Regulation of AI is therefore no longer a question, but an absolute necessity. The big question becomes: how?
“Degen Girl vs TradFi Chad guy”: Nish & Frackers on the NFA Podcast
Nish Got Rugged
Or: ‘Nish was slow.’ That is the conclusion of episode 19 of the NFA Podcast , in which we discuss various topics that were briefly touched upon in this newsletter. With the emphasis on the word short, because the question is inevitable whether Zuckerberg would be nicer if he were four inches taller. What is it with the short king syndrome?

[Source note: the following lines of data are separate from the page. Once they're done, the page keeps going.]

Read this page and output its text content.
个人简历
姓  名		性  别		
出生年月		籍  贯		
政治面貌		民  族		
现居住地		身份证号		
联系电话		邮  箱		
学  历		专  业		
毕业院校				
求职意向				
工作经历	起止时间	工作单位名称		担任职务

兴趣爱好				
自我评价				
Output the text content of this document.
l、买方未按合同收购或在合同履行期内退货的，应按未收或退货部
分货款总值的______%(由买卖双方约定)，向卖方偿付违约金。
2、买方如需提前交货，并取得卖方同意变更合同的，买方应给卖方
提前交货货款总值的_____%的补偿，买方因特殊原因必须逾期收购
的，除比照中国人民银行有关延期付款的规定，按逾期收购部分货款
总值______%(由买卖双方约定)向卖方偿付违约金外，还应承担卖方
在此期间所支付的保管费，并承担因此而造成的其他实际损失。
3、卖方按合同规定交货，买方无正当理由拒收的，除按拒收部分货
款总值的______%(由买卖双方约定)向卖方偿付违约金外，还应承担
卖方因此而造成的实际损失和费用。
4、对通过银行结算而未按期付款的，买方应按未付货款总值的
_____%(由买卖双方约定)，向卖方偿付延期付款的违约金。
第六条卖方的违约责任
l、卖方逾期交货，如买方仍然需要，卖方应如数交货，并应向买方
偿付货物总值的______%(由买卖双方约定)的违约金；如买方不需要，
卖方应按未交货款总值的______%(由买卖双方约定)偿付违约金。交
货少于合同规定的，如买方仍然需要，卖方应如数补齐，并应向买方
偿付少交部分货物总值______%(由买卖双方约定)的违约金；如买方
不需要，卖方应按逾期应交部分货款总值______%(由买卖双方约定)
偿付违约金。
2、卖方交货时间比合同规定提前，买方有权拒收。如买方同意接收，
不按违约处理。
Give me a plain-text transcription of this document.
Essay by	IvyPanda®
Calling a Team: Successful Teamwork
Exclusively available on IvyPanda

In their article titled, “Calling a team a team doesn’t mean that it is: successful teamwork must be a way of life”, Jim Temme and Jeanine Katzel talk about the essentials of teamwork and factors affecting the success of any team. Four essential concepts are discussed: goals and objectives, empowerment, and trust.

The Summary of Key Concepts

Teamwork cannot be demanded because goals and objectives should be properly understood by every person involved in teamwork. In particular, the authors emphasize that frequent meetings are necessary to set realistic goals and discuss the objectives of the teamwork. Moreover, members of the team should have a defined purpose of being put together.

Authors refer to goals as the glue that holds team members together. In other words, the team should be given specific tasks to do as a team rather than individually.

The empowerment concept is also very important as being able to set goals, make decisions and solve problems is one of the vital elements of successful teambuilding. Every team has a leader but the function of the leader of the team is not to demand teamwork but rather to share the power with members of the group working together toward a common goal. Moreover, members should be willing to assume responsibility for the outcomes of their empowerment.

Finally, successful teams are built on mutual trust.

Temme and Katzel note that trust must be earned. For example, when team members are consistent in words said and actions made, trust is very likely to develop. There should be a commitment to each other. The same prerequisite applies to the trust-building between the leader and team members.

Madame Sachdev and I will probably never agree on the difference between speculating and investing, but it does lead to stimulating discussions. In which the undersigned won our investment competition this week, with a result of… 2.69%.
Finally
Frackers on Tech began at a time when technology was still often discussed as a separate topic. Technology is now everywhere and inevitable, fully penetrating the capillaries of society. AI, crypto, chips and algorithms increasingly determine how the world functions, how companies compete and countries outdo each other. The next hundred episodes will follow a world that reacts even faster and more intensely to the influence of technology.
Thanks for following, reading and commenting over the years. On to episode two hundred.